O Brasil sobreviveu a anos de ataques à ciência em plena pandemia. Enfrentou negacionismo, desmonte institucional, cortes orçamentários e tentativas de deslegitimar universidades e pesquisadores. Mas, com união entre entidades científicas, sociedade civil e população, resistiu e resiste. Agora, os Estados Unidos vivem um momento semelhante. Donald Trump voltou à presidência e, com ele, reaparece – e com mais força – uma agenda ideológica contra a diversidade e a ciência, que intimida instituições de ensino e compromete políticas públicas globais de saúde e inovação. Este foi o tom da discussão da mesa “A reviravolta na política científica norte-americana e seu impacto global”, realizada na última quinta-feira, 17 de julho, durante a 77ª Reunião Anual da SBPC, em Recife.

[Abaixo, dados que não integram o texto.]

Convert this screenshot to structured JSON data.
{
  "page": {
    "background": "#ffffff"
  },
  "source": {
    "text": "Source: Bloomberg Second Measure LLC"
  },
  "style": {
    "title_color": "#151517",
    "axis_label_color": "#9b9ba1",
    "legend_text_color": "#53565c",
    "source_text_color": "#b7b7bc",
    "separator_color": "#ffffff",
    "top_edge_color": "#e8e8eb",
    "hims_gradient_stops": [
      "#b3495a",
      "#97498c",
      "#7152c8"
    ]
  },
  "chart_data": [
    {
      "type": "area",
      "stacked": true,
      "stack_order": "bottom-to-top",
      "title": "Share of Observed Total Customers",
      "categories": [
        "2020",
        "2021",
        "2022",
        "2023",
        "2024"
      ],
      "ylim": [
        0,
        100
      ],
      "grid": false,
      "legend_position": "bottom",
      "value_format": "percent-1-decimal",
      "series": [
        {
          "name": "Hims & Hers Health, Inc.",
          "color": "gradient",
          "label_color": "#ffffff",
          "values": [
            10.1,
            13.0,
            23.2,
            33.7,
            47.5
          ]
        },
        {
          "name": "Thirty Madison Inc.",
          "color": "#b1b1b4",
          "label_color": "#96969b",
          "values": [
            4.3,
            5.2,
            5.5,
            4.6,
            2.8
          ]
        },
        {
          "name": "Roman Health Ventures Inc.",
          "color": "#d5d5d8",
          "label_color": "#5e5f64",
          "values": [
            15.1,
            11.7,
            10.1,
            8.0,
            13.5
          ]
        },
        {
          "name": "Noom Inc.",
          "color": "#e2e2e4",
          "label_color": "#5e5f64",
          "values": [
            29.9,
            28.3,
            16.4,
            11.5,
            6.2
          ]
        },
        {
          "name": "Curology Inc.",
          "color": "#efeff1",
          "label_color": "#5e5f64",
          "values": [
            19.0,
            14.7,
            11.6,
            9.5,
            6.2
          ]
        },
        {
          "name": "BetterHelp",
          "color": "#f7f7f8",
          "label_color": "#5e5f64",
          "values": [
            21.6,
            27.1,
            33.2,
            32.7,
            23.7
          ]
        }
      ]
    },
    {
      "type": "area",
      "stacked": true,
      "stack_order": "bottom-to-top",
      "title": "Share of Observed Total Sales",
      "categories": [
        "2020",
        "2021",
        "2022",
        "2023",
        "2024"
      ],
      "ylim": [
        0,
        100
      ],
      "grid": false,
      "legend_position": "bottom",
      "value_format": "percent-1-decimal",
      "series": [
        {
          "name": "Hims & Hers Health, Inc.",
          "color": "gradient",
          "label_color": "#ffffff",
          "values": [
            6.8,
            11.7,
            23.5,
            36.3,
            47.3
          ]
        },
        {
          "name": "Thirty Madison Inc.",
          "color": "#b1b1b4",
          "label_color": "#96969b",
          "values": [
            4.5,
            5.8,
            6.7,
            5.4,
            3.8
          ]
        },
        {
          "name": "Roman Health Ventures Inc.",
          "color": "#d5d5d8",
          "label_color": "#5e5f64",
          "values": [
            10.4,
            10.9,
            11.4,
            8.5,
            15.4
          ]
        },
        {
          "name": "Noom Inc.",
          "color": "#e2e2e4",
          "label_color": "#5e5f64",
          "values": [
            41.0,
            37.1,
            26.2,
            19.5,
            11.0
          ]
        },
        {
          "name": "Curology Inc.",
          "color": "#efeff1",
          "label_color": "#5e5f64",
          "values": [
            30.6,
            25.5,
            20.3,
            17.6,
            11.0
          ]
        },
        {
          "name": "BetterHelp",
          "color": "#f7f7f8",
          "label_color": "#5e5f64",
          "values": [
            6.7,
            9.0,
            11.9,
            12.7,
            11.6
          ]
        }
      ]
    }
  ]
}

“Sinta nossa solidariedade. Ciência é sem fronteiras, não é pra ser usada como arma, como moeda de trocas”, afirmou o coordenador da mesa, Renato Janine Ribeiro, ex-presidente da SBPC, que passou o bastão da liderança da entidade para Francilene Garcia também nesta quinta-feira. Janine Ribeiro destacou que os EUA, uma República democrática cuja Constituição vigora desde 1789 e que nunca enfrentou rupturas institucionais diretas, hoje vivem uma situação escandalosa: “A Suprema Corte dos Estados Unidos autorizou uma medida que permite demissões em massa no Departamento de Educação. Isso nos mostra o quanto estamos vulneráveis, desprotegidos.” Janine classificou o momento como uma “crise ética da mais forte, aqui e lá fora, em que vemos pessoas dizerem e defenderem barbaridades.”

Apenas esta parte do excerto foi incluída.